Indigenous Guardians: A bridge between worlds
The Indigenous Guardians act as connectors — bridging the gap between traditional Indigenous knowledge and western science. Using tools like drones and GPS, these guardian programs help translate community wisdom into actionable data.
While out on the rugged landscape, their work wasn’t always easy. To authenticate the predictive model, they would often spend six hours a day, climbing to mountain tops and down deep valleys — sometimes, to empty lichen patches. Trekking out on the land into the most isolated parts of the wilderness, the Guardians braved the elements while finding lichen patches. Their role was a pivotal part in data collection.
The result was a new, updated map that predicted lichen locations with greater accuracy. This improved heat map serves as a more reliable guide for finding new areas rich in lichen.
This new map serves as an improvement from the original model originally published in 2006 while also incorporating the actual conditions and constraints of lichen pickers.

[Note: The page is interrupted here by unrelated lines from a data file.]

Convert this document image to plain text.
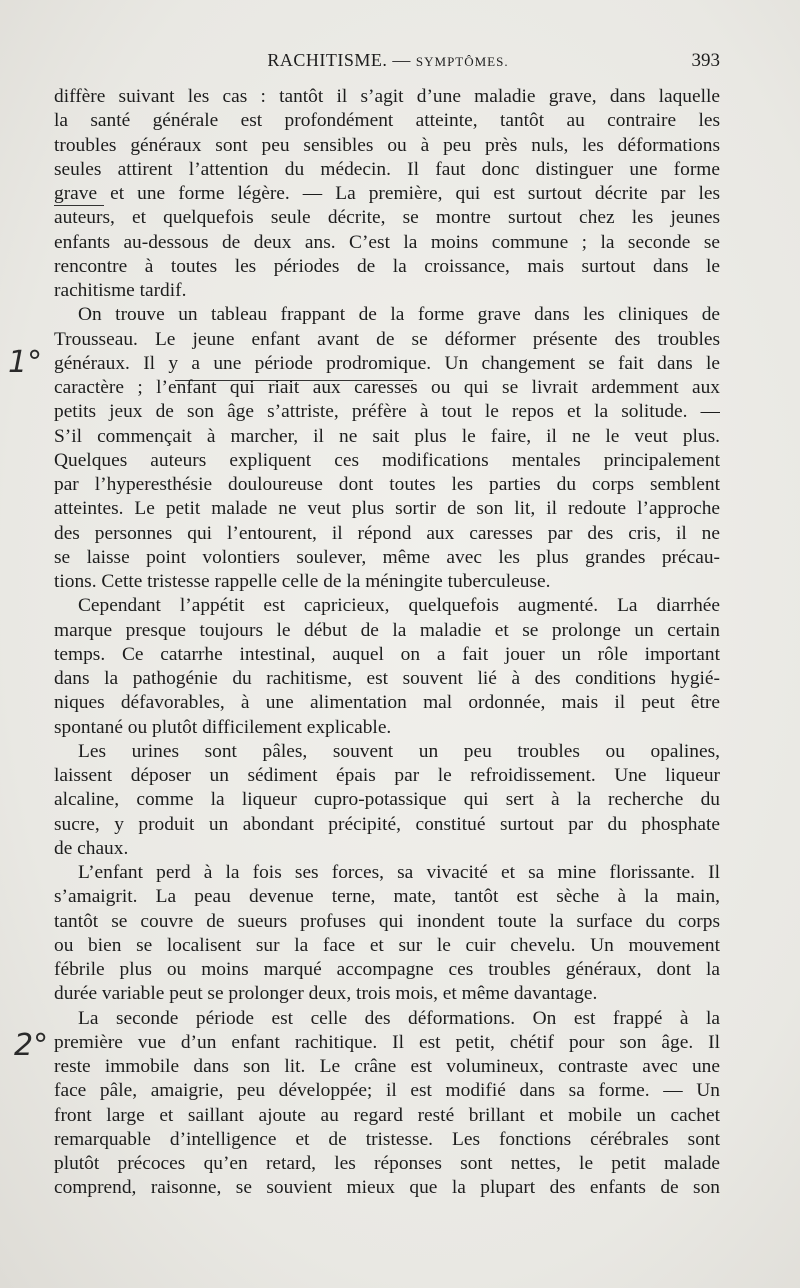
RACHITISME. — SYMPTÔMES.	393
1°
2°
diffère suivant les cas : tantôt il s’agit d’une maladie grave, dans laquelle
la santé générale est profondément atteinte, tantôt au contraire les
troubles généraux sont peu sensibles ou à peu près nuls, les déformations
seules attirent l’attention du médecin. Il faut donc distinguer une forme
grave et une forme légère. — La première, qui est surtout décrite par les
auteurs, et quelquefois seule décrite, se montre surtout chez les jeunes
enfants au-dessous de deux ans. C’est la moins commune ; la seconde se
rencontre à toutes les périodes de la croissance, mais surtout dans le
rachitisme tardif.
On trouve un tableau frappant de la forme grave dans les cliniques de
Trousseau. Le jeune enfant avant de se déformer présente des troubles
généraux. Il y a une période prodromique. Un changement se fait dans le
caractère ; l’enfant qui riait aux caresses ou qui se livrait ardemment aux
petits jeux de son âge s’attriste, préfère à tout le repos et la solitude. —
S’il commençait à marcher, il ne sait plus le faire, il ne le veut plus.
Quelques auteurs expliquent ces modifications mentales principalement
par l’hyperesthésie douloureuse dont toutes les parties du corps semblent
atteintes. Le petit malade ne veut plus sortir de son lit, il redoute l’approche
des personnes qui l’entourent, il répond aux caresses par des cris, il ne
se laisse point volontiers soulever, même avec les plus grandes précau-
tions. Cette tristesse rappelle celle de la méningite tuberculeuse.
Cependant l’appétit est capricieux, quelquefois augmenté. La diarrhée
marque presque toujours le début de la maladie et se prolonge un certain
temps. Ce catarrhe intestinal, auquel on a fait jouer un rôle important
dans la pathogénie du rachitisme, est souvent lié à des conditions hygié-
niques défavorables, à une alimentation mal ordonnée, mais il peut être
spontané ou plutôt difficilement explicable.
Les urines sont pâles, souvent un peu troubles ou opalines,
laissent déposer un sédiment épais par le refroidissement. Une liqueur
alcaline, comme la liqueur cupro-potassique qui sert à la recherche du
sucre, y produit un abondant précipité, constitué surtout par du phosphate
de chaux.
L’enfant perd à la fois ses forces, sa vivacité et sa mine florissante. Il
s’amaigrit. La peau devenue terne, mate, tantôt est sèche à la main,
tantôt se couvre de sueurs profuses qui inondent toute la surface du corps
ou bien se localisent sur la face et sur le cuir chevelu. Un mouvement
fébrile plus ou moins marqué accompagne ces troubles généraux, dont la
durée variable peut se prolonger deux, trois mois, et même davantage.
La seconde période est celle des déformations. On est frappé à la
première vue d’un enfant rachitique. Il est petit, chétif pour son âge. Il
reste immobile dans son lit. Le crâne est volumineux, contraste avec une
face pâle, amaigrie, peu développée; il est modifié dans sa forme. — Un
front large et saillant ajoute au regard resté brillant et mobile un cachet
remarquable d’intelligence et de tristesse. Les fonctions cérébrales sont
plutôt précoces qu’en retard, les réponses sont nettes, le petit malade
comprend, raisonne, se souvient mieux que la plupart des enfants de son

Strategic Mapping for Conservation and Indigenous Rights Advocacy
Carmen’s mapping has been a critical step in understanding which areas have been earmarked for different types of resource extraction and development. By pinpointing where these tenures coincide with vital lichen patches, she provides concrete data that can be used to inform land-use decisions by governments.
Now that critical lichen growth can be more accurately identified, overlapping interests such as forestry or mining licenses can be reviewed. By doing so, the project equips the community with the necessary data to advocate for these vital zones.

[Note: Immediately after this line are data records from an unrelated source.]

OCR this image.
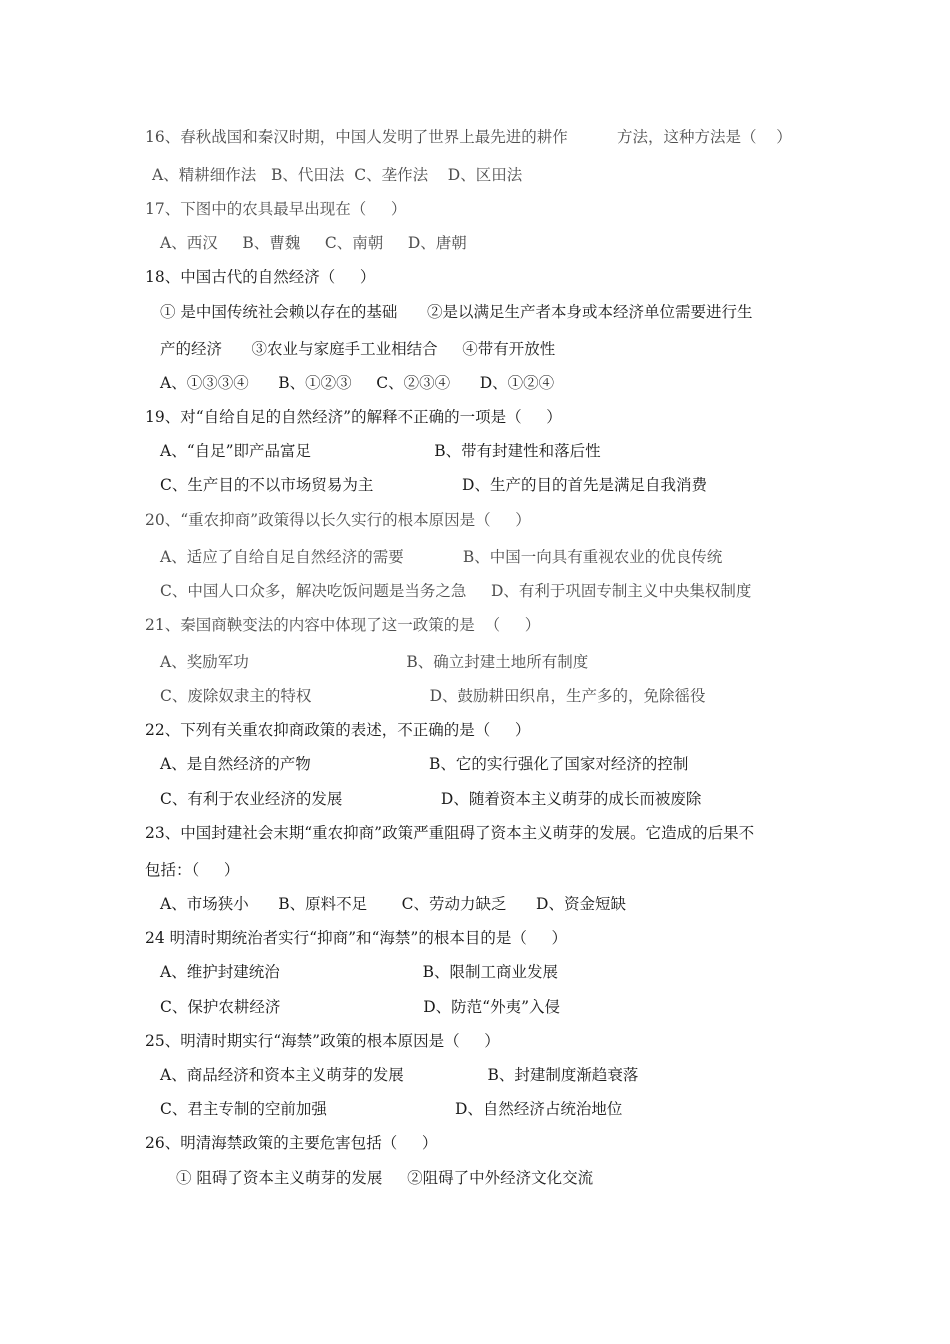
16、春秋战国和秦汉时期，中国人发明了世界上最先进的耕作          方法，这种方法是（    ）
A、精耕细作法   B、代田法  C、垄作法    D、区田法
17、下图中的农具最早出现在（     ）
A、西汉     B、曹魏     C、南朝     D、唐朝
18、中国古代的自然经济（     ）
① 是中国传统社会赖以存在的基础      ②是以满足生产者本身或本经济单位需要进行生
产的经济      ③农业与家庭手工业相结合     ④带有开放性
A、①③③④      B、①②③     C、②③④      D、①②④
19、对“自给自足的自然经济”的解释不正确的一项是（     ）
A、“自足”即产品富足                         B、带有封建性和落后性
C、生产目的不以市场贸易为主                  D、生产的目的首先是满足自我消费
20、“重农抑商”政策得以长久实行的根本原因是（     ）
A、适应了自给自足自然经济的需要            B、中国一向具有重视农业的优良传统
C、中国人口众多，解决吃饭问题是当务之急     D、有利于巩固专制主义中央集权制度
21、秦国商鞅变法的内容中体现了这一政策的是  （     ）
A、奖励军功                                B、确立封建土地所有制度
C、废除奴隶主的特权                        D、鼓励耕田织帛，生产多的，免除徭役
22、下列有关重农抑商政策的表述，不正确的是（     ）
A、是自然经济的产物                        B、它的实行强化了国家对经济的控制
C、有利于农业经济的发展                    D、随着资本主义萌芽的成长而被废除
23、中国封建社会末期“重农抑商”政策严重阻碍了资本主义萌芽的发展。它造成的后果不
包括：（     ）
A、市场狭小      B、原料不足       C、劳动力缺乏      D、资金短缺
24 明清时期统治者实行“抑商”和“海禁”的根本目的是（     ）
A、维护封建统治                             B、限制工商业发展
C、保护农耕经济                             D、防范“外夷”入侵
25、明清时期实行“海禁”政策的根本原因是（     ）
A、商品经济和资本主义萌芽的发展                 B、封建制度渐趋衰落
C、君主专制的空前加强                          D、自然经济占统治地位
26、明清海禁政策的主要危害包括（     ）
① 阻碍了资本主义萌芽的发展     ②阻碍了中外经济文化交流
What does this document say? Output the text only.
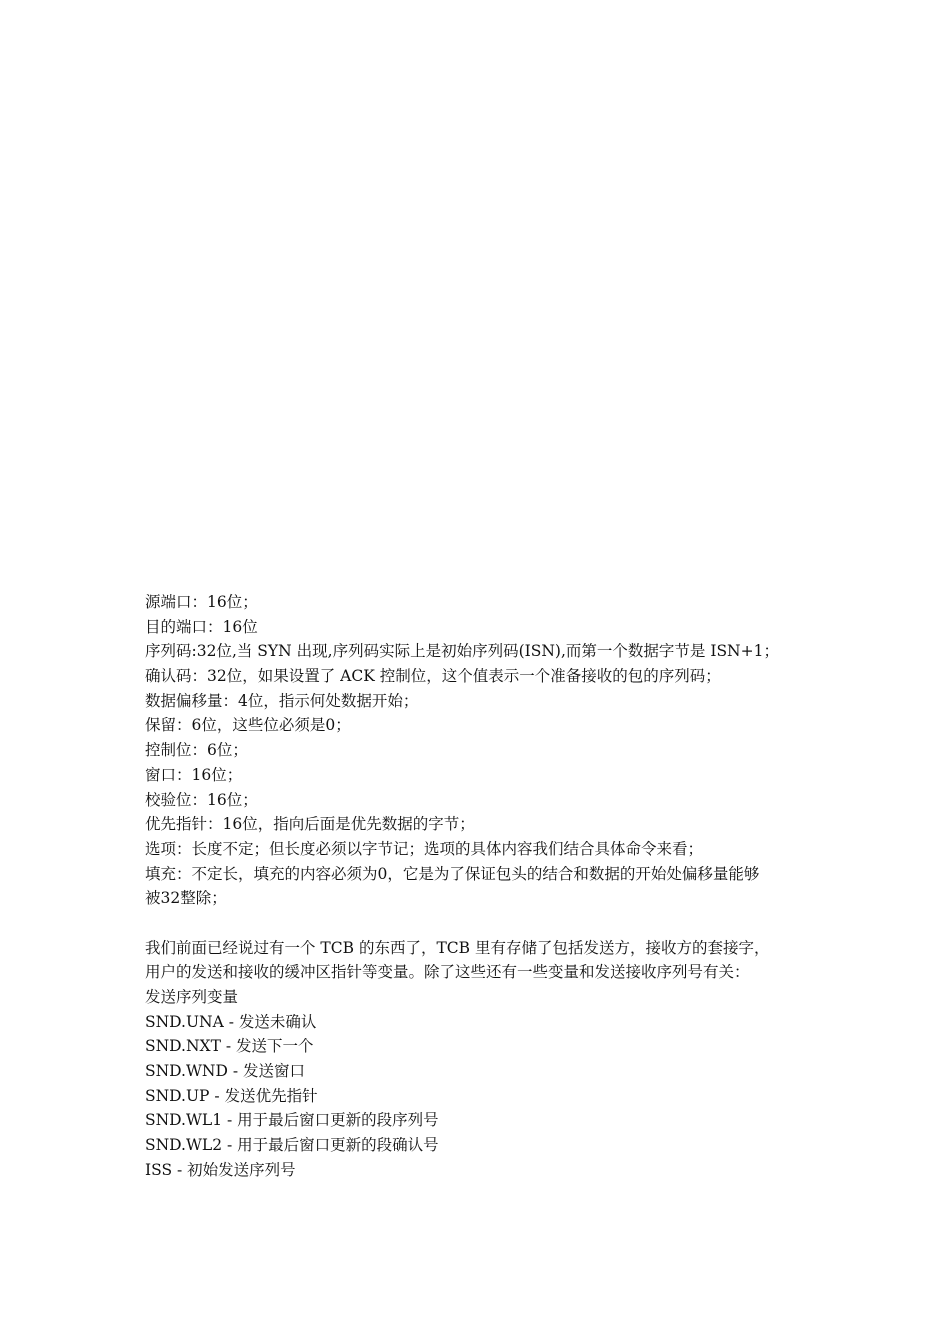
源端口：16位；
目的端口：16位
序列码:32位,当 SYN 出现,序列码实际上是初始序列码(ISN),而第一个数据字节是 ISN+1；
确认码：32位，如果设置了 ACK 控制位，这个值表示一个准备接收的包的序列码；
数据偏移量：4位，指示何处数据开始；
保留：6位，这些位必须是0；
控制位：6位；
窗口：16位；
校验位：16位；
优先指针：16位，指向后面是优先数据的字节；
选项：长度不定；但长度必须以字节记；选项的具体内容我们结合具体命令来看；
填充：不定长，填充的内容必须为0，它是为了保证包头的结合和数据的开始处偏移量能够
被32整除；
我们前面已经说过有一个 TCB 的东西了，TCB 里有存储了包括发送方，接收方的套接字，
用户的发送和接收的缓冲区指针等变量。除了这些还有一些变量和发送接收序列号有关：
发送序列变量
SND.UNA - 发送未确认
SND.NXT - 发送下一个
SND.WND - 发送窗口
SND.UP - 发送优先指针
SND.WL1 - 用于最后窗口更新的段序列号
SND.WL2 - 用于最后窗口更新的段确认号
ISS - 初始发送序列号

Carmen’s aim is to use this data proactively. She intends to facilitate communication between her nation and companies that hold land tenures, advocating for the protection of lichen-rich areas essential for caribou recovery.

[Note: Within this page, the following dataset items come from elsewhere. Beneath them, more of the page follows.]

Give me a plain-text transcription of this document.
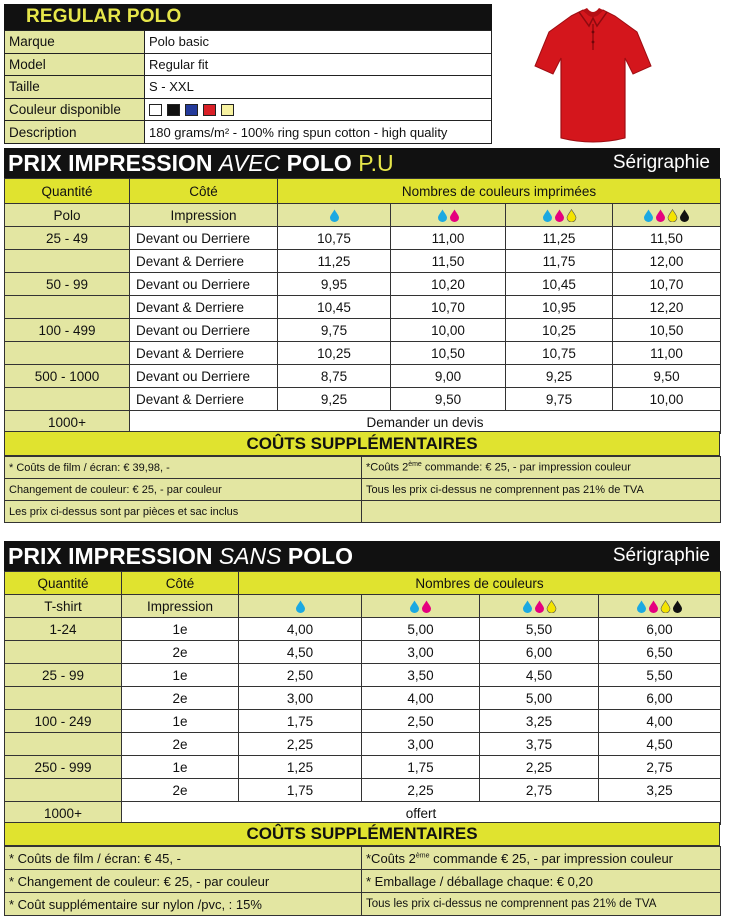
REGULAR POLO
Marque	Polo basic
Model	Regular fit
Taille	S - XXL
Couleur disponible	
Description	180 grams/m² - 100% ring spun cotton - high quality
PRIX IMPRESSION AVEC POLO P.U	Sérigraphie
Quantité	Côté	Nombres de couleurs imprimées			
Polo	Impression	

25 - 49	Devant ou Derriere	10,75	11,00	11,25	11,50
	Devant & Derriere	11,25	11,50	11,75	12,00
50 - 99	Devant ou Derriere	9,95	10,20	10,45	10,70
	Devant & Derriere	10,45	10,70	10,95	12,20
100 - 499	Devant ou Derriere	9,75	10,00	10,25	10,50
	Devant & Derriere	10,25	10,50	10,75	11,00
500 - 1000	Devant ou Derriere	8,75	9,00	9,25	9,50
	Devant & Derriere	9,25	9,50	9,75	10,00
1000+	Demander un devis				
COÛTS SUPPLÉMENTAIRES
* Coûts de film / écran: € 39,98, -	*Coûts 2ème commande: € 25, - par impression couleur
Changement de couleur: € 25, - par couleur	Tous les prix ci-dessus ne comprennent pas 21% de TVA
Les prix ci-dessus sont par pièces et sac inclus	
PRIX IMPRESSION SANS POLO	Sérigraphie
Quantité	Côté	Nombres de couleurs			
T-shirt	Impression	

1-24	1e	4,00	5,00	5,50	6,00
	2e	4,50	3,00	6,00	6,50
25 - 99	1e	2,50	3,50	4,50	5,50
	2e	3,00	4,00	5,00	6,00
100 - 249	1e	1,75	2,50	3,25	4,00
	2e	2,25	3,00	3,75	4,50
250 - 999	1e	1,25	1,75	2,25	2,75
	2e	1,75	2,25	2,75	3,25
1000+	offert				
COÛTS SUPPLÉMENTAIRES
* Coûts de film / écran: € 45, -	*Coûts 2ème commande € 25, - par impression couleur
* Changement de couleur: € 25, - par couleur	* Emballage / déballage chaque: € 0,20
* Coût supplémentaire sur nylon /pvc, : 15%	Tous les prix ci-dessus ne comprennent pas 21% de TVA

By sharing her maps and findings with forestry stakeholders and other relevant parties, Carmen hopes to ensure that the presence of lichen is communicated and considered in all land-use planning. This would not only be an environmental conservation effort but also a step towards recognizing and respecting the sovereignty and rights of Indigenous peoples over their lands. Her research, therefore, serves a dual purpose: promoting caribou conservation and supporting the assertion of Indigenous rights in land management discussions.
Knowledge and research informs the Y2Y approach
The project doesn’t exist in isolation; it’s a crucial part of a broader conservation vision spanning the Yellowstone to Yukon region. Ensuring the well-being of the caribou and their lichen-rich habitats thus becomes part of a regional narrative — one that goes beyond the immediate community to inform conservation on a grand scale.
The project also showcases what can be achieved when community-driven imperatives mesh seamlessly with scientific rigor. It is a ground-up endeavor, initiated and sustained by a community that stands to gain the most from its success. In this way, every mapping exercise, every consultation with Elders, and every foray into the forests becomes a stitch in a cultural and scientific tapestry that binds people to their land and traditions.
In a big, busy world, the tiny unassuming lichen quietly shares a compelling story: one of community, resilience and of a future where both people and nature thrive.
The Sarah Baker Memorial Fund supports early-career researchers whose projects advance Y2Y’s conservation strategy and result in tangible benefits within the region. Sarah Jocelyn Baker’s appreciation for the natural world and ability to find solutions resonate with the aspirations and vision of Y2Y. We are honored to carry her spirit forward through the Sarah Baker Memorial Fund. Thanks to a gift from her extended family, Y2Y can offer grants to graduate students and postdoctoral fellows pursuing environmentally related studies in any post-secondary institution in Canada or the U.S.